As far as I can tell all of the legitimate sources of information say that the exercises we're already doing as part of our taijiquan are about all you can do to "nourish" and "cultivate" the fascia, if that's even possible.
Steve James wrote:As far as I can tell all of the legitimate sources of information say that the exercises we're already doing as part of our taijiquan are about all you can do to "nourish" and "cultivate" the fascia, if that's even possible.
Imo, it's certainly possible; it's even necessary. But, the point is whether identifying and focusing on the fascia helps in terms of performance. Clearly, more can be learned about the body. Otoh, the old masters didn't use the term; so, it's hard to argue that it's necessary. Yeah, one can argue that they didn't use the term, but they were talking about the same thing. OK, but translation wouldn't change the result.
However, I think it's obvious that focusing on specific fascia areas because of specific issue makes sense. If you complain of heel pain and the doc diagnoses Plantar fasciitis, then there are specific exercises that you can do. It'd be interesting to find out if cima practitioners suffer more or less from that common problem.

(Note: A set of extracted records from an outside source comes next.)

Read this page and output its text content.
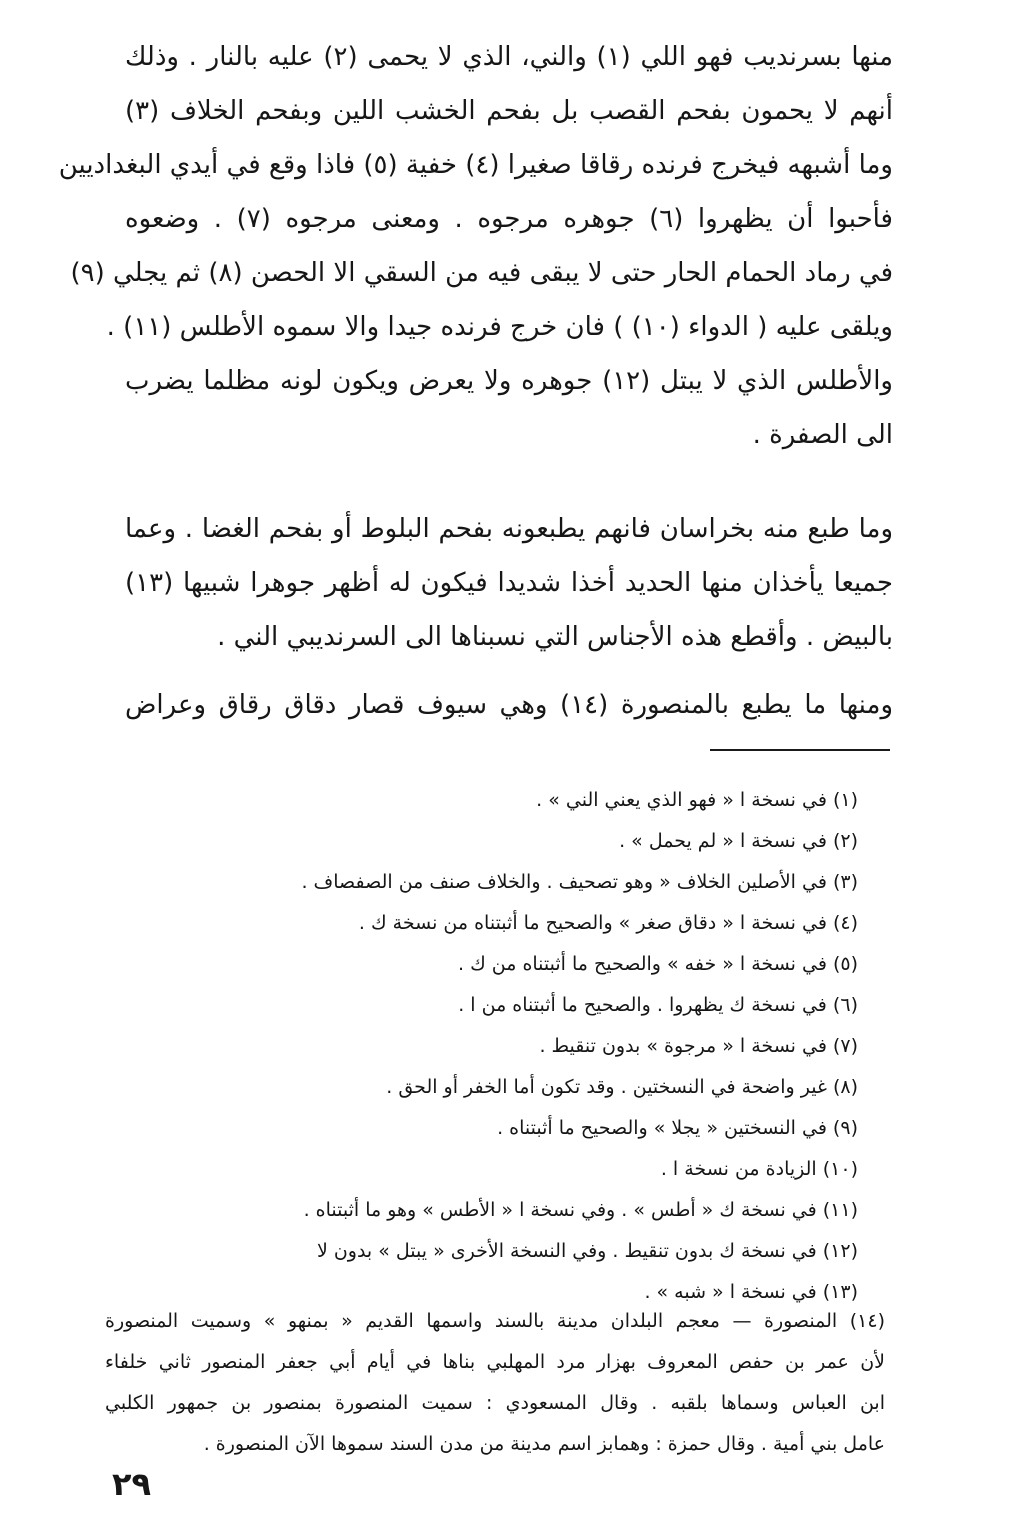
منها بسرنديب فهو اللي (١) والني، الذي لا يحمى (٢) عليه بالنار . وذلك
أنهم لا يحمون بفحم القصب بل بفحم الخشب اللين وبفحم الخلاف (٣)
وما أشبهه فيخرج فرنده رقاقا صغيرا (٤) خفية (٥) فاذا وقع في أيدي البغداديين
فأحبوا أن يظهروا (٦) جوهره مرجوه . ومعنى مرجوه (٧) . وضعوه
في رماد الحمام الحار حتى لا يبقى فيه من السقي الا الحصن (٨) ثم يجلي (٩)
ويلقى عليه ( الدواء (١٠) ) فان خرج فرنده جيدا والا سموه الأطلس (١١) .
والأطلس الذي لا يبتل (١٢) جوهره ولا يعرض ويكون لونه مظلما يضرب
الى الصفرة .
وما طبع منه بخراسان فانهم يطبعونه بفحم البلوط أو بفحم الغضا . وعما
جميعا يأخذان منها الحديد أخذا شديدا فيكون له أظهر جوهرا شبيها (١٣)
بالبيض . وأقطع هذه الأجناس التي نسبناها الى السرنديبي الني .
ومنها ما يطبع بالمنصورة (١٤) وهي سيوف قصار دقاق رقاق وعراض
(١) في نسخة ا « فهو الذي يعني الني » .
(٢) في نسخة ا « لم يحمل » .
(٣) في الأصلين الخلاف « وهو تصحيف . والخلاف صنف من الصفصاف .
(٤) في نسخة ا « دقاق صغر » والصحيح ما أثبتناه من نسخة ك .
(٥) في نسخة ا « خفه » والصحيح ما أثبتناه من ك .
(٦) في نسخة ك يظهروا . والصحيح ما أثبتناه من ا .
(٧) في نسخة ا « مرجوة » بدون تنقيط .
(٨) غير واضحة في النسختين . وقد تكون أما الخفر أو الحق .
(٩) في النسختين « يجلا » والصحيح ما أثبتناه .
(١٠) الزيادة من نسخة ا .
(١١) في نسخة ك « أطس » . وفي نسخة ا « الأطس » وهو ما أثبتناه .
(١٢) في نسخة ك بدون تنقيط . وفي النسخة الأخرى « يبتل » بدون لا
(١٣) في نسخة ا « شبه » .
(١٤) المنصورة — معجم البلدان مدينة بالسند واسمها القديم « بمنهو » وسميت المنصورة
لأن عمر بن حفص المعروف بهزار مرد المهلبي بناها في أيام أبي جعفر المنصور ثاني خلفاء
ابن العباس وسماها بلقبه . وقال المسعودي : سميت المنصورة بمنصور بن جمهور الكلبي
عامل بني أمية . وقال حمزة : وهمابز اسم مدينة من مدن السند سموها الآن المنصورة .
٢٩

I am not against new stuff I love anything that is new
I am against people dressing up old stuff not doing it very well as putting a new set of clothes on it
Yeung wrote:Review of Evidence Suggesting That the Fascia Network Could Be the Anatomical Basis for Acupoints and Meridians in the Human Body
https://www.hindawi.com/journals/ecam/2011/260510/
Probably just the new names of the exercises that makes exercises seem relatively new - "The Ninja principle (focus on effortless movement quality)" https://en.wikipedia.org/wiki/Fascia_trainingwayne hansen wrote:Just show me one exercise that was not around before fascia became the magic word of the illusionist
middleway wrote:
The descriptions i personally use absolutely help the person in front of me, or i wouldn’t use them. Or maybe we should fall back onto the brilliant descriptive power of something like 'Move the Chi' or 'Muscle-Tendon Channel'.
What i find really bizarre is that some terms for certain things you have no problem with. Things like Ground Path or' muscle-tendon channels', 'sinew channels' are accepted.